Milan Calibre 9 pourra déstabiliser ceux qui en espèrent un polar nerveux dont l'action est l'ingrédient principal. Bien loin de simplement vouloir mettre en oeuvre la violence qui caractérise les truands qu'il anime, c'est bien plus l'état d'une société en perte de vitesse qui intéresse Fernando Di Leo. Les multiples discours très engagés qu’il porte aux lèvres, à la fois des gangster mais aussi des policiers — qui s'opposent à travers deux personnages antithétiques (Gauche et discours sociale contre Droite et idées radicales) — de son film, sont l'occasion pour le réalisateur de signer avant tout une critique sociale peu complaisante, en prenant soin de tacler au passage les riches castes donneuses de leçons qui n'ont pas conscience de l'état délabré des sombres ruelles qui ornent leur ville.

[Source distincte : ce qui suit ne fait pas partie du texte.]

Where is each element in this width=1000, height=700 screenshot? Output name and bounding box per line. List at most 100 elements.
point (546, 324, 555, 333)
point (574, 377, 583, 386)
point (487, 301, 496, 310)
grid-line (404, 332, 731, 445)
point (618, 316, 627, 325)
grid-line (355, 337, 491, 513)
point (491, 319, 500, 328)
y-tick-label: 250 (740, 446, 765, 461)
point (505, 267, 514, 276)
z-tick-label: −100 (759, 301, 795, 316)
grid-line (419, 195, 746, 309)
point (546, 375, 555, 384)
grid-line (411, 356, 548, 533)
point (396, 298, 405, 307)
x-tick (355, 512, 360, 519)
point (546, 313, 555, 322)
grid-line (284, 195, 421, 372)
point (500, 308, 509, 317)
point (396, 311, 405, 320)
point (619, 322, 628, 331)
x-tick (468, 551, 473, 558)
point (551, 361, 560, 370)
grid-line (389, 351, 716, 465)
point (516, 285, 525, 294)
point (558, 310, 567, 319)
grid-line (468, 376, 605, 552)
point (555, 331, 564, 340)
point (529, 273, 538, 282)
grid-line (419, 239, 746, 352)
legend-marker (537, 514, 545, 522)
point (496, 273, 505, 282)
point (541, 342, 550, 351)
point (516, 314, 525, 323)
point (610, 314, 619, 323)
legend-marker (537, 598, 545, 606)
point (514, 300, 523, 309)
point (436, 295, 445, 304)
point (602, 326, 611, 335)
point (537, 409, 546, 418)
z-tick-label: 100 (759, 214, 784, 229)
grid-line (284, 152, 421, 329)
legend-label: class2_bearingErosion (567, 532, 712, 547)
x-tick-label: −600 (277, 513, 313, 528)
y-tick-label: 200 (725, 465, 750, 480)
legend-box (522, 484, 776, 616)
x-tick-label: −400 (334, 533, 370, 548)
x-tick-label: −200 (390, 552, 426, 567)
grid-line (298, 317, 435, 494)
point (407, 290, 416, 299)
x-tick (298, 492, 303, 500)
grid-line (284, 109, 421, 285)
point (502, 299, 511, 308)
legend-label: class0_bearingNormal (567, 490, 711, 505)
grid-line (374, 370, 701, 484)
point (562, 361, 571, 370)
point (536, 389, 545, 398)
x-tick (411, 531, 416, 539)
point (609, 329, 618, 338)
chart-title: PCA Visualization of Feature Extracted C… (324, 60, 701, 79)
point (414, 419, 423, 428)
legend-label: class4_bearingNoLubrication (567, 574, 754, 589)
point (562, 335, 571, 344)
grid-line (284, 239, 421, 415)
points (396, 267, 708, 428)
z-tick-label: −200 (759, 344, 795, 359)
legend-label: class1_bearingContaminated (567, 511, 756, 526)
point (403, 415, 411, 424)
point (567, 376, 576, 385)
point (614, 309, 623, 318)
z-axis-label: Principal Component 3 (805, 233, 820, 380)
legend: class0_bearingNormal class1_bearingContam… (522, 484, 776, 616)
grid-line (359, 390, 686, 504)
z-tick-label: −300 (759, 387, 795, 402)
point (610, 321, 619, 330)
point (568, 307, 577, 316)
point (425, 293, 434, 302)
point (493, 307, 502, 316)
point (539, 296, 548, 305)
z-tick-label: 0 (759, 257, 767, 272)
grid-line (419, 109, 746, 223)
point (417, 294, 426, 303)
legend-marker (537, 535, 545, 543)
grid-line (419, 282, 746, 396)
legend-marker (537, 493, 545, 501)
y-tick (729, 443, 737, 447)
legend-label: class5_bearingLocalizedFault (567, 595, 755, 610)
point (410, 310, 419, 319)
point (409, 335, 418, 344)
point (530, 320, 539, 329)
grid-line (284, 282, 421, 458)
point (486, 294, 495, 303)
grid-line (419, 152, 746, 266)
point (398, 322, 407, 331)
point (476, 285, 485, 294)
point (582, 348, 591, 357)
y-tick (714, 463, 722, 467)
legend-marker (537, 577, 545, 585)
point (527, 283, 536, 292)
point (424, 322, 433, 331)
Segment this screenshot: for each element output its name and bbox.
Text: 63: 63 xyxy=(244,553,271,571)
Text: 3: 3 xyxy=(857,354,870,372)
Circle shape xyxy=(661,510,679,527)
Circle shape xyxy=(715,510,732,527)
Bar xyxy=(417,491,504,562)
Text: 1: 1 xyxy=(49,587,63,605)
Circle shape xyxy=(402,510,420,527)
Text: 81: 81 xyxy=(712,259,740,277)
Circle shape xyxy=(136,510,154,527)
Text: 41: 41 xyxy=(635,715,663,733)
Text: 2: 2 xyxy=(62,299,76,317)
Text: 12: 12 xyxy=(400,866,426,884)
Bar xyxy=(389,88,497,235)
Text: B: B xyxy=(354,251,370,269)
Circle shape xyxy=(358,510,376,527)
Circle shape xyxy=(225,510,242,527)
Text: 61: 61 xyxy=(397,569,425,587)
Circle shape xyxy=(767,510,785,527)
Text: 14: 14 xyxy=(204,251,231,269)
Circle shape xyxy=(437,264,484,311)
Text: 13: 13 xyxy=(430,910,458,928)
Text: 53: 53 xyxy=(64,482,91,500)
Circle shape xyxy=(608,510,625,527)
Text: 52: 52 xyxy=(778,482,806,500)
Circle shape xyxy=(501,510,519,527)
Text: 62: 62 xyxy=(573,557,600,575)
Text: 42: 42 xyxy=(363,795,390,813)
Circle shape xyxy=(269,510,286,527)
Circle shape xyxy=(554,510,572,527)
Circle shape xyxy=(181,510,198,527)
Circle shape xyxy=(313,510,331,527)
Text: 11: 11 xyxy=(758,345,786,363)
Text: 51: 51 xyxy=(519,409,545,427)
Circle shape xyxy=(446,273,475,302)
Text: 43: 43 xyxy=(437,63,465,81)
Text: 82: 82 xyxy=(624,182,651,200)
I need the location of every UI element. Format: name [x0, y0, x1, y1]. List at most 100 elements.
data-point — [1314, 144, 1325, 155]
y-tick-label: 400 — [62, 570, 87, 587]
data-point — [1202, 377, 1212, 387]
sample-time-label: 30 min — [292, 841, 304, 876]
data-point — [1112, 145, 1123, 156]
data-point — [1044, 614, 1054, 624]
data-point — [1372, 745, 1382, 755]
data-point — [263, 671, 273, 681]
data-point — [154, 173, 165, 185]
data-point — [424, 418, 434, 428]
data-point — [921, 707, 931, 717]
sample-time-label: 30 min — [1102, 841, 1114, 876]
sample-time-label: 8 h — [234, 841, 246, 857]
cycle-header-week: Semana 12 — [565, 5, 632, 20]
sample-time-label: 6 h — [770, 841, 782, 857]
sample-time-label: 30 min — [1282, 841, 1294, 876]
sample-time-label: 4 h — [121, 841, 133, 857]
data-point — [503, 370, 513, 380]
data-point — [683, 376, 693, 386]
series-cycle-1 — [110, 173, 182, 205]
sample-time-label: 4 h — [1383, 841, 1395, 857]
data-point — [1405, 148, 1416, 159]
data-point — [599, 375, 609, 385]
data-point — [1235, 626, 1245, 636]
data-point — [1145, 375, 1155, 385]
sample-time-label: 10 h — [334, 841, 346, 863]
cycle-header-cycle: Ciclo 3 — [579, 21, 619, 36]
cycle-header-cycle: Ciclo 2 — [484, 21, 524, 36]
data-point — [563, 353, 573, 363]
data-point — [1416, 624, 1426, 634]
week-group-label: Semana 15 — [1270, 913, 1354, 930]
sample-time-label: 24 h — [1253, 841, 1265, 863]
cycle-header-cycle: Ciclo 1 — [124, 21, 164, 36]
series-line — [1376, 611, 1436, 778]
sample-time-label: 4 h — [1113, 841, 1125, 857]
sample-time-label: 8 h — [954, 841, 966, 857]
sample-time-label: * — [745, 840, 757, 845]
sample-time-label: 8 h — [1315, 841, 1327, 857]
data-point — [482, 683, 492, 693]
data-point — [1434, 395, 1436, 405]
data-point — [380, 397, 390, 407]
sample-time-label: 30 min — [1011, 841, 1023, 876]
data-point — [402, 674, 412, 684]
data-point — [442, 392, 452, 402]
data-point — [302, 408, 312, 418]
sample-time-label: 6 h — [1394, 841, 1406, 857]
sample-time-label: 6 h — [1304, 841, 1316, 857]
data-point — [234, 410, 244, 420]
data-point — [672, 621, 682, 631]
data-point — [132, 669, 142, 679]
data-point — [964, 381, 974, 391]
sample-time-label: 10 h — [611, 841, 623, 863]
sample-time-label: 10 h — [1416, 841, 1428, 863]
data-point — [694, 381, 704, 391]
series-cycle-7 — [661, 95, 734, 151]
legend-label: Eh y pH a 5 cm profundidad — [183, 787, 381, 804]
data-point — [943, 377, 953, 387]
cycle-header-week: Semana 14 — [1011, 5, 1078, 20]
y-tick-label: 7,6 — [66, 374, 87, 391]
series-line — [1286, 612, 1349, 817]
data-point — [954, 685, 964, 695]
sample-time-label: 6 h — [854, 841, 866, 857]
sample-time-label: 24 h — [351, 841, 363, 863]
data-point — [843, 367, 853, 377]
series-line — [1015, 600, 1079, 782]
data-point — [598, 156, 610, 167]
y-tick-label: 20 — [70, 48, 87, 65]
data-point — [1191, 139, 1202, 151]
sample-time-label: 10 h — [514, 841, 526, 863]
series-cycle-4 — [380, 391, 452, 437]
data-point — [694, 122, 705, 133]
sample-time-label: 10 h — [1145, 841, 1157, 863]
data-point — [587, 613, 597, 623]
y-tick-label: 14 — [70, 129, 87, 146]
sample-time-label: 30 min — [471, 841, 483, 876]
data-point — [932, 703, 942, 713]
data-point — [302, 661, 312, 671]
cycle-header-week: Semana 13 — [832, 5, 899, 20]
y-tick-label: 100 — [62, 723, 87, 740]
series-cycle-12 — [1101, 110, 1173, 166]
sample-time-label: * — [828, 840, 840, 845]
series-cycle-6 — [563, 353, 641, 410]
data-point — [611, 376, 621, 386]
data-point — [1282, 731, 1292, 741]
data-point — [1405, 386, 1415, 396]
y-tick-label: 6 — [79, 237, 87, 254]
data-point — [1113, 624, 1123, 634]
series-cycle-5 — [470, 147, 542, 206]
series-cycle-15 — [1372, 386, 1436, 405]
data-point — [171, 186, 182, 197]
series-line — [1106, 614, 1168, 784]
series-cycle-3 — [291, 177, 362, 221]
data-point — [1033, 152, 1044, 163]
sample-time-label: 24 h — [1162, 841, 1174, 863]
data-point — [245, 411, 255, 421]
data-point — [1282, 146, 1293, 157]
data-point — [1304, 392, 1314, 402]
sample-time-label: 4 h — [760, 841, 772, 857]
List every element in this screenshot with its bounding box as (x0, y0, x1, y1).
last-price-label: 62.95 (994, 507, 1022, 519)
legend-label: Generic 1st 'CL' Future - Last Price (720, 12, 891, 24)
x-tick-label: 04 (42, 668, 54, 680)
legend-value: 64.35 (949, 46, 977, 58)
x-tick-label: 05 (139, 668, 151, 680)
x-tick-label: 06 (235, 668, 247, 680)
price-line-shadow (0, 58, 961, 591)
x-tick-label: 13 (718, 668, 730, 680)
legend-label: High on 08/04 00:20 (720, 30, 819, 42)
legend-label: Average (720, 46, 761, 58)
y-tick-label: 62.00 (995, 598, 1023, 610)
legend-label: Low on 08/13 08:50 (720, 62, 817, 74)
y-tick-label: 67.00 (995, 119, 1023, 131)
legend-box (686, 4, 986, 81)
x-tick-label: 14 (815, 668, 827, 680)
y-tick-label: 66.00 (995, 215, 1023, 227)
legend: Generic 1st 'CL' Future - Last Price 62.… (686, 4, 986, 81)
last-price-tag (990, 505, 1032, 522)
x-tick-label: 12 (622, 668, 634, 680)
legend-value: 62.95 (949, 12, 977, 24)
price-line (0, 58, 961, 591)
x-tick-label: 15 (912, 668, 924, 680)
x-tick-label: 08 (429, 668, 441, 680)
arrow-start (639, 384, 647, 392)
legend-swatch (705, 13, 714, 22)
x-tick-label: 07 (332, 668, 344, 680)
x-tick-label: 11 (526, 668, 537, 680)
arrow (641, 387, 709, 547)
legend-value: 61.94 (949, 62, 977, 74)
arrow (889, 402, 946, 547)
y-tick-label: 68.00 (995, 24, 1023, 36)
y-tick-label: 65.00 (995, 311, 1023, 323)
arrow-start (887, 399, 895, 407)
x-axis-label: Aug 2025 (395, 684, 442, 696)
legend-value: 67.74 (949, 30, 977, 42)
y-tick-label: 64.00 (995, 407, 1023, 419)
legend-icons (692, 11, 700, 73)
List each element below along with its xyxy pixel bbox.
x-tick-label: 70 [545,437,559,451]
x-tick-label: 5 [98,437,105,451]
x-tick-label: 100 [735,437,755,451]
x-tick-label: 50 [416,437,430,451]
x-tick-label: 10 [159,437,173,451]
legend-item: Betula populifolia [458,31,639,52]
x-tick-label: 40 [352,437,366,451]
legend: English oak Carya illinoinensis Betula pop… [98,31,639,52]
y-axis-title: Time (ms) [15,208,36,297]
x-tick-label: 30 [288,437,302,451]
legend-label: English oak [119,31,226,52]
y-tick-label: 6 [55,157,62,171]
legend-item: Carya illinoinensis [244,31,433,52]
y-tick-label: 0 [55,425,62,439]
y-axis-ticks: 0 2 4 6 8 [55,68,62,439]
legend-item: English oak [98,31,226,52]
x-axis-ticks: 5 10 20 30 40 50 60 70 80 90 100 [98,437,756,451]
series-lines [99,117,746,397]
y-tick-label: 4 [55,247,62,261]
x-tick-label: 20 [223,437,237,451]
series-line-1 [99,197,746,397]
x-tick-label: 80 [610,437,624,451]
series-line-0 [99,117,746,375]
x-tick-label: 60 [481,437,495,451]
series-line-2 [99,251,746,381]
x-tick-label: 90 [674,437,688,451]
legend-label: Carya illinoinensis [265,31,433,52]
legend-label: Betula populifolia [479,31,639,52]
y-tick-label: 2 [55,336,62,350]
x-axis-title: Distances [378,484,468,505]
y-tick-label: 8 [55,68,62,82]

Animé par un sens du cadre qui ravira les amateurs de belles images, il ne manque qu’une once de fougue à Milan calibre 9 dans sa forme pure : est à regretter en effet un petit manque d’ambition du côté de sa mise en scène, qui se contente d'épouser son sujet, même si c’est fait avec efficacité. Cette réserve étant posée, que l’on se rassure, Fernando Di Leo possède un savoir-faire indéniable et son coup d’œil affûté lui permet de transformer Milan Calibre 9 en un joli terrain de jeu dont le sol est foulé par un défilé d'acteurs terriblement revigorant. Gastone Moschin apporte à son personnage une ambiguïté qui fonctionne même s'il manque d’un zeste de charisme pour tenir la distance en tant que lead acteur. Pour preuve, il se fait voler la vedette assez facilement par un Mario Adorf croustillant, qui possède à la fois une tronche qu'on ne peut oublier et une énergie dévorante qui file la patate. Pour parfaire le tableau, l'inquiétant Americano trouve en Lionel Stander les traits rageurs de sa ganache sympathique et la touche charme de l'entreprise est apportée par la pulpeuse Barbara Bouchet, cette dernière nous dévoilant généreusement ses jolies formes à l'occasion d'un lap dance stimulant — mais sage gasp ! —.
Milan Calibre 9 porte la marque d'un auteur intéressé, à la fois par les personnages qu'il dépeint — cela se sent notamment dans la façon qu’il a de les faire monter en puissance — que par le contexte narratif qui leur permet de grandir. Oeuvre pessimiste et revendicatrice, au rythme puissant qui ne souffre d’aucun temps mort, elle constitue une fondation solide pour les deux films qui la suivront. Espérons simplement que ces derniers seront taillés dans le même bois. Dans tous les cas, je pourrai y retrouver avec joie Mario Adorf, je m'en réjouis d'avance.